We entered the new-to-us state of South Dakota on June 19, eager to see more of the Dakotas after a fantastic stay in the northernmost state in the Midwest. We’ve got a week in Hermosa, then 3 full days in Sturgis, to see Custer State Park, Crazy Horse, the town of Custer, Deadwood, Badlands National Park, Needles Highway, and Six Grandfathers, now known as Mount Rushmore.
To break up the long trip from Medora to Hermosa, we had an overnight stop at Harvest Host location, Belle Valley Ancient Grains in Newell, SD, which felt incredibly rural but was just minutes off the highway heading south.

We learned about the ancient grains owner Brian is farming, and came away with whole Spelt and White Sonora Wheat that we’ll make into grain bowls and hot cereal.
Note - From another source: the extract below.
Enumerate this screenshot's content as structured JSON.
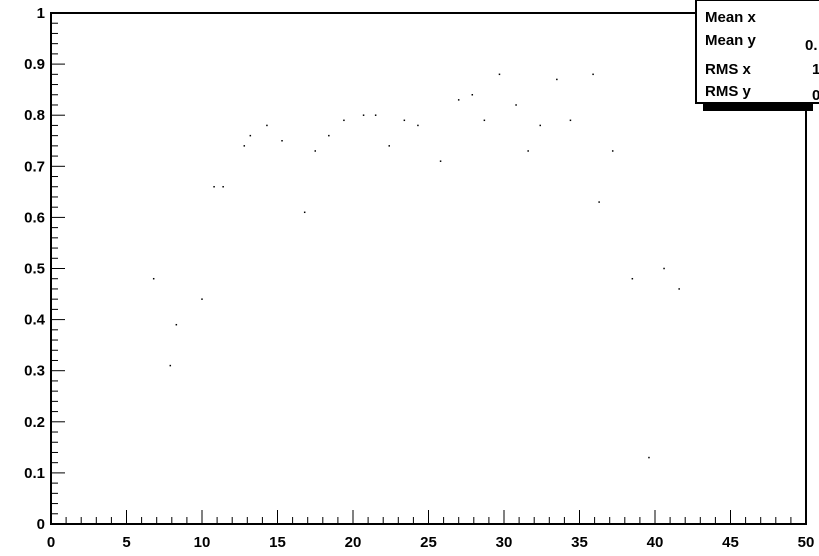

Then it was on to Hermosa, with a butt-clenching 11 miles through construction cones on a highway with a speed limit of 75mph. You can imagine the number of cars that passed us after the construction zone ended. We’ve decided their honking and single-finger salutes are congratulatory celebrations of how well we navigated a tight lane with harrowing twists and turns, and we felt very special indeed.
But enough of that, and on to the touring. We settled in at Heartland RV Park, enjoyed a pizza and live music at the campground’s event center, and had a relatively quiet night (rain is loud when you’re in a metal can), then made our way to Badlands National Park the next morning.


It was quite cloudy and windy all day, but that didn’t deter us. We were on a mission to see something other than the rolling hills we’ve been driving over, and even before we reached the park, the landscaped changed. Immediately off the highway, the hillsides on either side of us opened to two massive valleys, with structures completely different to the ones we saw in Theodore Roosevelt.


We made a quick stop at the Visitor Center, where they told us we could find gas in the appealingly-named town of Scenic if we needed any, but when we found it, it had obviously been a dead town for years. Decades maybe. The gas station had a price of $5.55 per gallon, so we’re guessing the place drew its last breath back when Jimmy Carter was President. Luckily, Nippy is very sippy, so we didn’t need to fill up until evening.


Once we reached the first outcroppings, it was obvious we were in an entirely new landscape. The peaks were sharper at the top and more angular as they descended, with a softer, more “melted” look when we got up close.



The badlands here were created by runoff that washed into an inland sea as Colorado’s Rocky Mountains rose into existence. We could see the layers when we took a short hike into a wide canyon, and the ground we were walking on was primarily the finest silt imaginable. Just like walking on talcum powder.

Other areas in the same canyon were like petrified mud, hard enough to create hills you could stand on but also dry and cracked on some surfaces.


Another surprise were the “yellow mounds” (called paleosols) that were left when the inland sea drained away and chemicals from its plants left staining of yellow, red, purple, and gray. Against the cloudy sky, they’re less striking, but when sunlight hits them they positively shine.

We could post a few hundred photos from the park, but we’ll spare you that and instead share a few from the absolutely bizarre town of Wall, our exit point from the park as we headed north to Hermosa.
Normally, commercials on TV and billboards along highways have zero impact on us. But Wall Drug Store is too smart for that, and the sheer number of billboards they’ve installed made it inevitable Simon would have to see what all the fuss was about.

Like Buc-ee’s, if you’ve been there, you know. Wall Drug Store is just…massive. Like, a full city block massive.

Want a billion shot glasses, T-shirts, cups, mugs, magnets, and every other form of tourist crap you can imagine, all wrapped up in interactive stuff that includes a jackalope the kiddies can sit on, a gorilla animatronic playing a piano, and an insane trio-plus-one of mechanical cowboys singing in a wild-west setting of howling coyotes and an upset bear? Wall Drug Store has all of it and much, much more.




We didn’t buy anything. We didn’t even try the “free water” the store so proudly advertises on the front façade. But we’ll remember Wall Drugs with the same fondness we remember that wacky gas station with a beaver as its mascot.

Tomorrow (subject of our next blog) would see us making the first of many trips into Custer State Park, and we’ll just say that at $20 for a seven-day pass, we absolutely got our money’s worth.